En dan? Dan moet je de
spaarcentjes aanspreken die je een leven lang bijeen gesprokkeld hebt. Tenminste:
als je wat spaargeld hebt. Want het is nu eenmaal zo dat wie het laagste
pensioen krijgt, ook voorheen het minst verdiend heeft en dus het minst heeft
kunnen sparen. Als ook die spaarcentjes op zijn, want we leven alsmaar langer
en betalen dus ook alsmaar langer voor ons verblijf in een woonzorgcentrum, dan
moeten je kinderen bij springen. Of anders het OCMW. Wat eigenlijk toch wel
schrijnend en stuitend is: je hebt een leven lang gewerkt, trouw je bijdragen
betaald voor de sociale zekerheid, en op het einde van je leven ben je tóch
aangewezen op een aalmoes van het OCMW. Veelal ben je ondertussen ook al beland
in een goedkoper woonzorgcentrum, uitgebaat door het OCMW, waar de zorg helaas
navenant is…
Dat bericht over de
onhaalbaar hoge kostprijs van een verblijf in een woonzorgcentrum staat
eigenlijk haaks op eerdere berichten dat de woonzorgcentra hun “gasten” niet meer de zorg en aandacht en
zekerheid kunnen bieden die ze verdienen en nodig hebben, omdat de
woonzorgcentra te weinig financiële middelen hebben. Ondanks die peperdure
kosten voor een verblijf in het woonzorgcentrum, hebben die blijkbaar ook nog
eens gulle subsidies van de overheid nodig. En die zijn, volgens de sector,
veel te laag. Ik stel me daar wel wat vragen bij, maar goed. Het gevolg is in
elk geval dat er onder andere een schrijnend personeelstekort is. Waardoor de “klanten” dus onvoldoende zorg krijgen.

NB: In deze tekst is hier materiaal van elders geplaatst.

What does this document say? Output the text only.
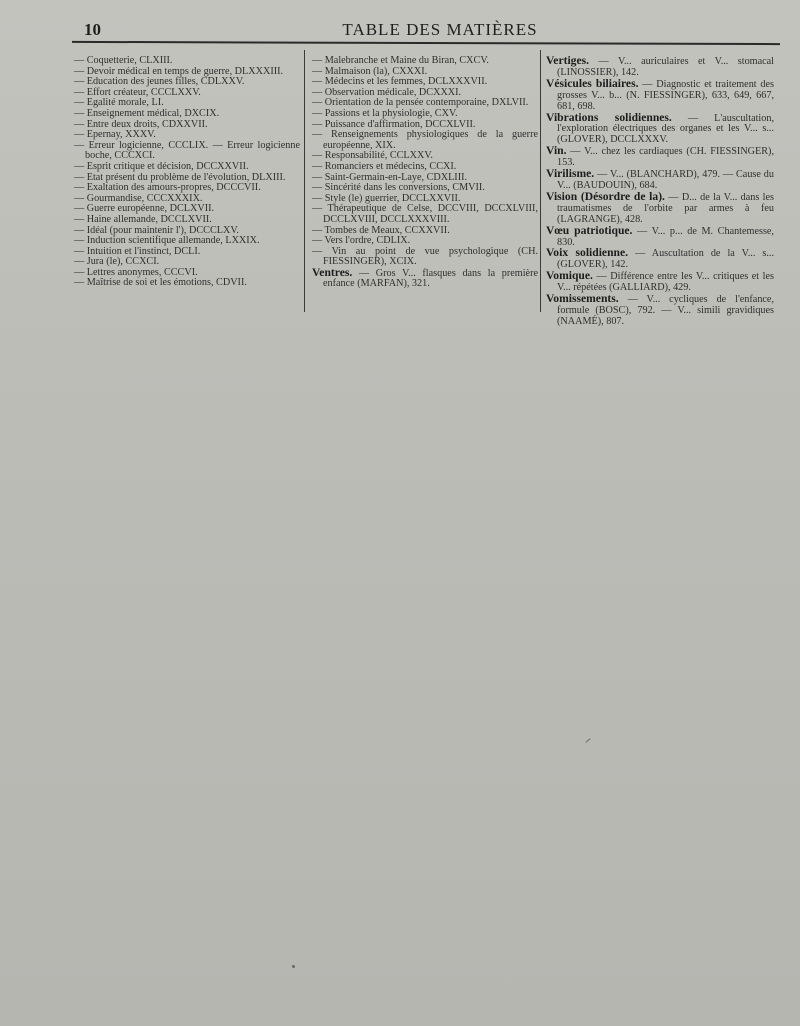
10	TABLE DES MATIÈRES

— Coquetterie, CLXIII.

— Devoir médical en temps de guerre, DLXXXIII.

— Education des jeunes filles, CDLXXV.

— Effort créateur, CCCLXXV.

— Egalité morale, LI.

— Enseignement médical, DXCIX.

— Entre deux droits, CDXXVII.

— Epernay, XXXV.

— Erreur logicienne, CCCLIX. — Erreur logicienne boche, CCCXCI.

— Esprit critique et décision, DCCXXVII.

— Etat présent du problème de l'évolution, DLXIII.

— Exaltation des amours-propres, DCCCVII.

— Gourmandise, CCCXXXIX.

— Guerre européenne, DCLXVII.

— Haine allemande, DCCLXVII.

— Idéal (pour maintenir l'), DCCCLXV.

— Induction scientifique allemande, LXXIX.

— Intuition et l'instinct, DCLI.

— Jura (le), CCXCI.

— Lettres anonymes, CCCVI.

— Maîtrise de soi et les émotions, CDVII.

— Malebranche et Maine du Biran, CXCV.

— Malmaison (la), CXXXI.

— Médecins et les femmes, DCLXXXVII.

— Observation médicale, DCXXXI.

— Orientation de la pensée contemporaine, DXLVII.

— Passions et la physiologie, CXV.

— Puissance d'affirmation, DCCXLVII.

— Renseignements physiologiques de la guerre européenne, XIX.

— Responsabilité, CCLXXV.

— Romanciers et médecins, CCXI.

— Saint-Germain-en-Laye, CDXLIII.

— Sincérité dans les conversions, CMVII.

— Style (le) guerrier, DCCLXXVII.

— Thérapeutique de Celse, DCCVIII, DCCXLVIII, DCCLXVIII, DCCLXXXVIII.

— Tombes de Meaux, CCXXVII.

— Vers l'ordre, CDLIX.

— Vin au point de vue psychologique (CH. FIESSINGER), XCIX.

Ventres. — Gros V... flasques dans la première enfance (MARFAN), 321.

Vertiges. — V... auriculaires et V... stomacal (LINOSSIER), 142.

Vésicules biliaires. — Diagnostic et traitement des grosses V... b... (N. FIESSINGER), 633, 649, 667, 681, 698.

Vibrations solidiennes. — L'auscultation, l'exploration électriques des organes et les V... s... (GLOVER), DCCLXXXV.

Vin. — V... chez les cardiaques (CH. FIESSINGER), 153.

Virilisme. — V... (BLANCHARD), 479. — Cause du V... (BAUDOUIN), 684.

Vision (Désordre de la). — D... de la V... dans les traumatismes de l'orbite par armes à feu (LAGRANGE), 428.

Vœu patriotique. — V... p... de M. Chantemesse, 830.

Voix solidienne. — Auscultation de la V... s... (GLOVER), 142.

Vomique. — Différence entre les V... critiques et les V... répétées (GALLIARD), 429.

Vomissements. — V... cycliques de l'enfance, formule (BOSC), 792. — V... simili gravidiques (NAAMÉ), 807.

Hoewel ze daar duur voor betaald hebben.
Al ligt dat personeelstekort
niet alleen aan het gebrek aan centjes, het is ook gewoon zo dat er te weinig
personeel te vinden is. Zoals overal in de gezondheidszorg en in de
welzijnssector. Ook in de ziekenhuizen of in de thuiszorg of in de
kinderdagverblijven blijven de vele vacatures open staan omdat er veel te
weinig kandidaten gevonden worden. Hoe komt dat toch? Het is toch een “mooi beroep”, waarbij men (meestal, maar
niet altijd) heel veel dankbaarheid terug krijgt?
Het probleem is een
beetje dat we, onder andere door corona, in een vicieuze cirkel zijn beland.

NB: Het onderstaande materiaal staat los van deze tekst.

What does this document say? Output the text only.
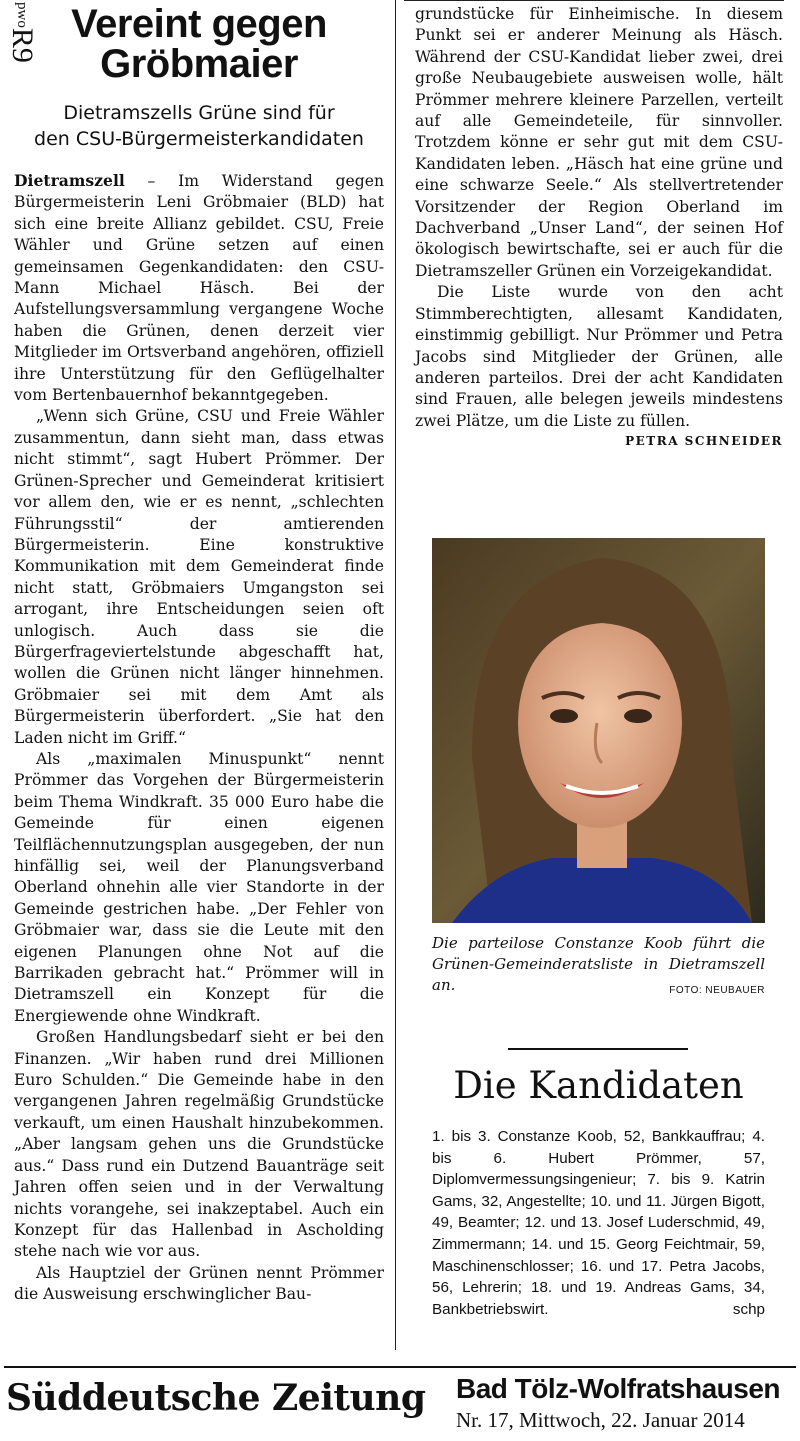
pwoR9 Vereint gegen
Gröbmaier
Dietramszells Grüne sind für
den CSU-Bürgermeisterkandidaten

Dietramszell – Im Widerstand gegen Bürgermeisterin Leni Gröbmaier (BLD) hat sich eine breite Allianz gebildet. CSU, Freie Wähler und Grüne setzen auf einen gemeinsamen Gegenkandidaten: den CSU-Mann Michael Häsch. Bei der Aufstellungsversammlung vergangene Woche haben die Grünen, denen derzeit vier Mitglieder im Ortsverband angehören, offiziell ihre Unterstützung für den Geflügelhalter vom Bertenbauernhof bekanntgegeben.

„Wenn sich Grüne, CSU und Freie Wähler zusammentun, dann sieht man, dass etwas nicht stimmt“, sagt Hubert Prömmer. Der Grünen-Sprecher und Gemeinderat kritisiert vor allem den, wie er es nennt, „schlechten Führungsstil“ der amtierenden Bürgermeisterin. Eine konstruktive Kommunikation mit dem Gemeinderat finde nicht statt, Gröbmaiers Umgangston sei arrogant, ihre Entscheidungen seien oft unlogisch. Auch dass sie die Bürgerfrageviertelstunde abgeschafft hat, wollen die Grünen nicht länger hinnehmen. Gröbmaier sei mit dem Amt als Bürgermeisterin überfordert. „Sie hat den Laden nicht im Griff.“

Als „maximalen Minuspunkt“ nennt Prömmer das Vorgehen der Bürgermeisterin beim Thema Windkraft. 35 000 Euro habe die Gemeinde für einen eigenen Teilflächennutzungsplan ausgegeben, der nun hinfällig sei, weil der Planungsverband Oberland ohnehin alle vier Standorte in der Gemeinde gestrichen habe. „Der Fehler von Gröbmaier war, dass sie die Leute mit den eigenen Planungen ohne Not auf die Barrikaden gebracht hat.“ Prömmer will in Dietramszell ein Konzept für die Energiewende ohne Windkraft.

Großen Handlungsbedarf sieht er bei den Finanzen. „Wir haben rund drei Millionen Euro Schulden.“ Die Gemeinde habe in den vergangenen Jahren regelmäßig Grundstücke verkauft, um einen Haushalt hinzubekommen. „Aber langsam gehen uns die Grundstücke aus.“ Dass rund ein Dutzend Bauanträge seit Jahren offen seien und in der Verwaltung nichts vorangehe, sei inakzeptabel. Auch ein Konzept für das Hallenbad in Ascholding stehe nach wie vor aus.

Als Hauptziel der Grünen nennt Prömmer die Ausweisung erschwinglicher Bau-

grundstücke für Einheimische. In diesem Punkt sei er anderer Meinung als Häsch. Während der CSU-Kandidat lieber zwei, drei große Neubaugebiete ausweisen wolle, hält Prömmer mehrere kleinere Parzellen, verteilt auf alle Gemeindeteile, für sinnvoller. Trotzdem könne er sehr gut mit dem CSU-Kandidaten leben. „Häsch hat eine grüne und eine schwarze Seele.“ Als stellvertretender Vorsitzender der Region Oberland im Dachverband „Unser Land“, der seinen Hof ökologisch bewirtschafte, sei er auch für die Dietramszeller Grünen ein Vorzeigekandidat.

Die Liste wurde von den acht Stimmberechtigten, allesamt Kandidaten, einstimmig gebilligt. Nur Prömmer und Petra Jacobs sind Mitglieder der Grünen, alle anderen parteilos. Drei der acht Kandidaten sind Frauen, alle belegen jeweils mindestens zwei Plätze, um die Liste zu füllen.

PETRA SCHNEIDER
Die parteilose Constanze Koob führt die Grünen-Gemeinderatsliste in Dietramszell an.	FOTO: NEUBAUER
Die Kandidaten
1. bis 3. Constanze Koob, 52, Bankkauffrau; 4. bis 6. Hubert Prömmer, 57, Diplomvermessungsingenieur; 7. bis 9. Katrin Gams, 32, Angestellte; 10. und 11. Jürgen Bigott, 49, Beamter; 12. und 13. Josef Luderschmid, 49, Zimmermann; 14. und 15. Georg Feichtmair, 59, Maschinenschlosser; 16. und 17. Petra Jacobs, 56, Lehrerin; 18. und 19. Andreas Gams, 34, Bankbetriebswirt.	schp
Süddeutsche Zeitung Bad Tölz-Wolfratshausen
Nr. 17, Mittwoch, 22. Januar 2014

Door de corona-maatregelen van deze regering zijn veel verplegers en kinderverzorgers
en andere gezondheidswerkers massaal moeten thuis blijven, zodat de werkdruk
voor wie overbleef ondraaglijk zwaar werd. Die enorme werkdruk zorgde en zorgt
ervoor dat diegenen die wél nog konden verder werken, toch afgehaakt hebben
omdat ze het niet meer zagen zitten, én het zorgde ervoor dat jongeren die zich wel
aangesproken voelden door een carrière in de zorg toch maar van gedacht
veranderd zijn en liever uitkeken naar een minder zwaar beroep. Het gevolg was
een nóg grotere werkdruk voor de overblijvers en nóg minder goesting bij
jongeren om hieraan te beginnen. Waarmee we beland zijn in de huidige situatie:
er worden geen nieuwe krachten meer gevonden, of in elk geval veel te weinig,
en de zorg die de oudjes in de woonzorgcentra nodig hebben, die krijgen ze niet
meer.
Waartoe zoiets kan
leiden, hebben we onlangs ook op het journaal kunnen horen: onvoldoende
toezicht of opvolging bij de toediening van de medicatie. Veel te veel ouderen
in de woonzorgcentra krijgen veel te veel pillen te slikken. Vermoedelijk omdat
versufte oudjes minder zorg nodig hebben? En soms krijgen ze zelfs de verkeerde
medicatie of een medicijn dat ze zelfs niet mochten krijgen. En daar komen dan
ongelukken van. Of zelfs misdaden, als er bijvoorbeeld te weinig toezicht zou
zijn op de beschikbare medicatie.
Ik weet niet wat u
daarvan denkt, maar ik heb soms de indruk dat wij in een ontwikkelingsland
leven. De welvaartstaat waar wij ons zo lang op beroemd hebben, die is langzaam
aan het afbrokkelen. Niet omdat er geen middelen meer zouden zijn om onze
gezondheidszorg op peil te houden, wél omdat de beschikbare middelen ofwel
verkeerd aangewend worden, ofwel verkeerd verdeeld zijn.